Nanotechnologie erscheint in den unterschiedlichsten Garderoben: Mal in Form von winzigsten Schaltungen im Smartphone, mal als viruskleine Partikelchen, die UV-Strahlung abblocken oder Brillengläser und Parkettböden kratzfest machen, und mal als hauchdünne Silberschicht an der Innenseite von Fensterglas, die Wärmestrahlung reflektiert und sie am Verlassen des Wohnraums hindert.

Wegen der vielen Erscheinungsformen ist es treffender, von „den Nanotechnologien“ zu sprechen, also den Plural zu benutzen. Jedenfalls tun diese winzigen Techniken in mehr als 1600 Konsumprodukten ihre Arbeit. Man kann sagen, sie haben einen wachsenden Einfluss auf unseren Alltag.

Die wirtschaftlichen Zahlen bestätigen dies: Deutschland investiert jährlich Hunderte von Millionen Euro in die Erforschung winziger Technik, 2010 machte die Wirtschaft 13 Milliarden Euro Umsatz mit Nanotechnologien und beschäftigte 61.000 Menschen in diesem Bereich.

„Nanotechnologie“ steht aber nicht nur für profane Alltagsprodukte mit netten Zusatzfunktionen wie eben Kratzfestigkeit, sondern auch für ein großes Zukunftsversprechen. Krebstherapien ohne Nebenwirkungen, super-effiziente Solarzellen oder Nanoroboter, die die Zellen eines Menschen über hundert oder zweihundert Jahre gesund halten, oder die verseuchte Meeresregionen säubern, sind nur einige Beispiele.

 

Heilsträume und Horrorvisionen

„Nano“ löst neben Heilsträumen aber auch Horrorvisionen aus. Am bekanntesten ist die von Amok laufenden Nanorobotern, die die halbe Erde auffressen, um sich selbst zu vermehren. Befürworter und Gegner der Nanotechnologien stehen sich entsprechend unversöhnlich gegenüber: Oft zügellose Technik-Begeisterung auf der einen, und mancher Ruf nach einem Forschungsstopp angesichts von zwar nur möglichen, aber bei Eintreten als untragbar angesehenen Risiken auf der anderen Seite.

Diese Extreme zeigen schon, dass das Thema nicht nur sehr faszinierend ist, sondern eine echte Herausforderung für eine auf Technologie und deren Weiterentwicklung basierenden Gesellschaft.

Angesichts ihrer breiten Bedeutung für den Alltag sollten die Entwicklung und auch die Regulierung der Nanotechnologien nicht nur von den oft ideologisch argumentierenden Interessengruppen wie Industrie-, Umweltschutz- oder Verbraucherverbänden, sondern in der Öffentlichkeit debattiert werden.

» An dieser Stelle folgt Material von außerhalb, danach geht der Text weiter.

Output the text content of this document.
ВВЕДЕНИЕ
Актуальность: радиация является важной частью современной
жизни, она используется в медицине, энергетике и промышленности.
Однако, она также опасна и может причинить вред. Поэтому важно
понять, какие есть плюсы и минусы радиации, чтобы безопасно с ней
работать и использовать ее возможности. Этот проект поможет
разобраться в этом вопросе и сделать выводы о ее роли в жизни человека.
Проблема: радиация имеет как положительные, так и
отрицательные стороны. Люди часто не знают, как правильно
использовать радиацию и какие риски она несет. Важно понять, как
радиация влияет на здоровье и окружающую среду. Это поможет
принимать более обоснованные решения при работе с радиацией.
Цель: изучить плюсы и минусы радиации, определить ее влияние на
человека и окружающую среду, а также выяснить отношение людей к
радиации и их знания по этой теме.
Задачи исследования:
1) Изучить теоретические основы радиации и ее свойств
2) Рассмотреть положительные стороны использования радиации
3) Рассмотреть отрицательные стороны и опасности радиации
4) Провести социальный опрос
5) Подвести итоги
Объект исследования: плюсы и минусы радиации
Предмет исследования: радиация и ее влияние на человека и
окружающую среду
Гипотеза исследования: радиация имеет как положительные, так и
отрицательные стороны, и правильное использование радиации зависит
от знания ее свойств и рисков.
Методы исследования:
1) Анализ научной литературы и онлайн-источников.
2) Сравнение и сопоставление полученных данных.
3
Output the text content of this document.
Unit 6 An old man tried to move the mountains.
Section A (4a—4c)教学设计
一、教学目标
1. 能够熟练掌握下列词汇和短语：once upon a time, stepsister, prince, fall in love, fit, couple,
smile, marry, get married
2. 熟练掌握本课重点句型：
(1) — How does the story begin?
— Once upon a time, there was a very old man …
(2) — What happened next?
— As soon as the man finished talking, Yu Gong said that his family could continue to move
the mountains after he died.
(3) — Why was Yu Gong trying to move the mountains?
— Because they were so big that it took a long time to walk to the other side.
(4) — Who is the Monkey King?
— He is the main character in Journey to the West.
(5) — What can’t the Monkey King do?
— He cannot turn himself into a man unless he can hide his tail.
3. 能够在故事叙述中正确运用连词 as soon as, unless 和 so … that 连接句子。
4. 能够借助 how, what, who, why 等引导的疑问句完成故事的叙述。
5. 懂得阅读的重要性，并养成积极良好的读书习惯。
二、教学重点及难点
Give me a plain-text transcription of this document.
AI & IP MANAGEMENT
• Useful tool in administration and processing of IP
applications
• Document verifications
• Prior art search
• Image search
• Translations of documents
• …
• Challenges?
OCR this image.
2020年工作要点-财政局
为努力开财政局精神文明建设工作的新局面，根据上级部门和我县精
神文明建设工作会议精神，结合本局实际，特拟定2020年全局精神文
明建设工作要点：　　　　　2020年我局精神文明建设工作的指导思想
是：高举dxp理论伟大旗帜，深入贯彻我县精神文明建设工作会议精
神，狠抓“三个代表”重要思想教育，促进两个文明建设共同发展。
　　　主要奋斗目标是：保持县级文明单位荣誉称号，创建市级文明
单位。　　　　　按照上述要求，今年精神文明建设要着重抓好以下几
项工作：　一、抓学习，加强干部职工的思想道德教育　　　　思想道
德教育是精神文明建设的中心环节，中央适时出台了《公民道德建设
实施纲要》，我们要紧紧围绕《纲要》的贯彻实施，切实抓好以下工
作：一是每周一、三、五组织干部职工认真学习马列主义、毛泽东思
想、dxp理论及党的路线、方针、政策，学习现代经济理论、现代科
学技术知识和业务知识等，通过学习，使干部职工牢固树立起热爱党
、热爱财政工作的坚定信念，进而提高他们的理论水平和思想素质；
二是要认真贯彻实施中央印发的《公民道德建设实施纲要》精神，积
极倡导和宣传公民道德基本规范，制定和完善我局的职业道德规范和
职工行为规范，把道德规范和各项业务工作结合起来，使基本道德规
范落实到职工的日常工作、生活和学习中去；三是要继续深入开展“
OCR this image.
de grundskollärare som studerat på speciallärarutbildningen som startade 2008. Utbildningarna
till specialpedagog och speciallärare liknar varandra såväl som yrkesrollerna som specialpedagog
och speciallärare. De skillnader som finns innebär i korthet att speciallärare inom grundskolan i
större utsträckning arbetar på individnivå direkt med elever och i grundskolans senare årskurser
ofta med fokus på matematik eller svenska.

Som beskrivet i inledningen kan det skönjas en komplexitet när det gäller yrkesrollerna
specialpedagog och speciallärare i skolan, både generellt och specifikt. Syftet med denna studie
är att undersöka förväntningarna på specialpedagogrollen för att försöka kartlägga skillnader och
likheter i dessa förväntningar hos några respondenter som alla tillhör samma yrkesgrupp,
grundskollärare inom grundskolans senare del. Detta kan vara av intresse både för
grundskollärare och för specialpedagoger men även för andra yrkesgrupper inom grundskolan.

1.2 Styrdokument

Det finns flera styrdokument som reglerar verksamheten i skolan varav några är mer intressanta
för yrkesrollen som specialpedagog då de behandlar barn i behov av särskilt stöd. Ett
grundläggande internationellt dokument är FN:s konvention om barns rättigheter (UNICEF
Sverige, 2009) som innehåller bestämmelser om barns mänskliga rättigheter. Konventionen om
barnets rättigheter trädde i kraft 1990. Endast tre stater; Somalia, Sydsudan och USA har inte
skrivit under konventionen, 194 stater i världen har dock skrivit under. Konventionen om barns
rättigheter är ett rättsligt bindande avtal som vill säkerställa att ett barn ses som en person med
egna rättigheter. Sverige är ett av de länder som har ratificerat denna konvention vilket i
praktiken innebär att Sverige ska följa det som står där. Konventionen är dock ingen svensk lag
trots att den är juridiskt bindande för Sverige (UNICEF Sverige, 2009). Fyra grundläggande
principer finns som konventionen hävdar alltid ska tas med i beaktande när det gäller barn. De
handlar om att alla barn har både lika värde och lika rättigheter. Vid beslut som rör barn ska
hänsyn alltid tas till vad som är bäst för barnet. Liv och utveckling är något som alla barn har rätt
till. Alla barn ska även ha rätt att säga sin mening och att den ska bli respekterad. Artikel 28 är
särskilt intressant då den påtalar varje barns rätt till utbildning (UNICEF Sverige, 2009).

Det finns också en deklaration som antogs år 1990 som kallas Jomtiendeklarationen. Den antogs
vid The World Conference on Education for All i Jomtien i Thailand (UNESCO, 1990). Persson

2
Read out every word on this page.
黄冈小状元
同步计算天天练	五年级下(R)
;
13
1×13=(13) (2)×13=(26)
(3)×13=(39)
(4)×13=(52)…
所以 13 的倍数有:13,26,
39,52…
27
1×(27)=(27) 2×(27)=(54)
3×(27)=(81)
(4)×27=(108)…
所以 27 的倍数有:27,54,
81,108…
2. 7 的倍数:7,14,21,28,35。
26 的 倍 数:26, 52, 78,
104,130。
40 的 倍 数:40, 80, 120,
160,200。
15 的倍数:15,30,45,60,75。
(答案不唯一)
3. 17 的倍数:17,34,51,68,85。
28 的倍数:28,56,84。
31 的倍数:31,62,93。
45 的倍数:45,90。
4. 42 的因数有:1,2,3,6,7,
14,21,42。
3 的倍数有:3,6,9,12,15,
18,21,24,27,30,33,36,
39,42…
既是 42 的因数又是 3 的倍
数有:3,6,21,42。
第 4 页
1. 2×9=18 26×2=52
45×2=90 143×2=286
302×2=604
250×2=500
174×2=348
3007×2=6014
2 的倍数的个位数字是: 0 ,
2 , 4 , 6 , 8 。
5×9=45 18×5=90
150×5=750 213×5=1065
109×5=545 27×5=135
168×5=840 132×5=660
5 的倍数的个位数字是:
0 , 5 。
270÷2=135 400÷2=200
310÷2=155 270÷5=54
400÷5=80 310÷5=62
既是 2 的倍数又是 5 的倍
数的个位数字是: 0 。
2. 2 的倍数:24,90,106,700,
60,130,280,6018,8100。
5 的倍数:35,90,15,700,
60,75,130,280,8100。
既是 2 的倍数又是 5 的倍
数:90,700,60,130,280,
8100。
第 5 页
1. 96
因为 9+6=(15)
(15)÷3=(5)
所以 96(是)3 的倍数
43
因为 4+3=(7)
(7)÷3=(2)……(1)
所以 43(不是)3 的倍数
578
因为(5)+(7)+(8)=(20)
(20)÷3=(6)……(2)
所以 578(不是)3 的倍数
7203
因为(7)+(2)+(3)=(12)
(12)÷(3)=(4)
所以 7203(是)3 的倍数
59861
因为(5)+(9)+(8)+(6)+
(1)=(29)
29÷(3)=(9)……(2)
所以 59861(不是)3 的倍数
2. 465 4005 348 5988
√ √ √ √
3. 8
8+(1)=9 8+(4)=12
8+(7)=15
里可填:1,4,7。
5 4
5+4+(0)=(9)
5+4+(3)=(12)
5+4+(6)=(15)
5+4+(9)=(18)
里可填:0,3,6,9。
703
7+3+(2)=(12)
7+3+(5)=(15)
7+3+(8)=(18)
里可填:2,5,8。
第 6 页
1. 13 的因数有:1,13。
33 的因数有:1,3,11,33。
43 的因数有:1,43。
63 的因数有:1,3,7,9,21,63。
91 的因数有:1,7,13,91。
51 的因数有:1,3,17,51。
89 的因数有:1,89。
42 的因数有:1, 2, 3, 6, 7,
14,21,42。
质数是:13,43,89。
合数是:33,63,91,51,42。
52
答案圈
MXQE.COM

Journalisten spielen dabei eine wichtige Schlüsselrolle, schließlich haben sie keinen unerheblichen Einfluss darauf, worüber das Land debattiert, und worüber nicht. Entscheidend ist, dass sie aus neutraler Warte ein von Interessengruppen unabhängiges Bild der Nanotechnologien zeichnen, das Risiken und mögliche negative Konsequenzen genauso ins Auge fasst wie die Chancen. Denn der Preis, den wir als Gesellschaft für eine nanotechnologische Anwendung bezahlen, sollte in Rechnung gestellt werden.

Die führenden deutschen Printmedien leisten das bislang noch nicht.

Sie berichten überwiegend positiv über Nanotechnologien, nennen Risiken nur selten, lassen vor allem Wissenschaftler und Wirtschaftsvertreter zu Wort kommen und greifen selten Debatten und Diskussionen auf. Dazu kommt, dass sie vor allem über verbraucherferne Anwendungen wie Luft- und Raumfahrt, Rüstung oder Energiewirtschaft schreiben. Kein Wunder, dass ein Großteil der Deutschen trotz jährlich über hundert Artikeln in den führenden Printmedien mit dem Begriff Nanotechnologie wenig anfangen kann.

Diesen für FAZ, Süddeutsche, Die Zeit, Die Woche, BILD, Focus und Spiegel wenig schmeichelhaften Befund publizierte das Bundesinstitut für Risikobewertung vor wenigen Tagen.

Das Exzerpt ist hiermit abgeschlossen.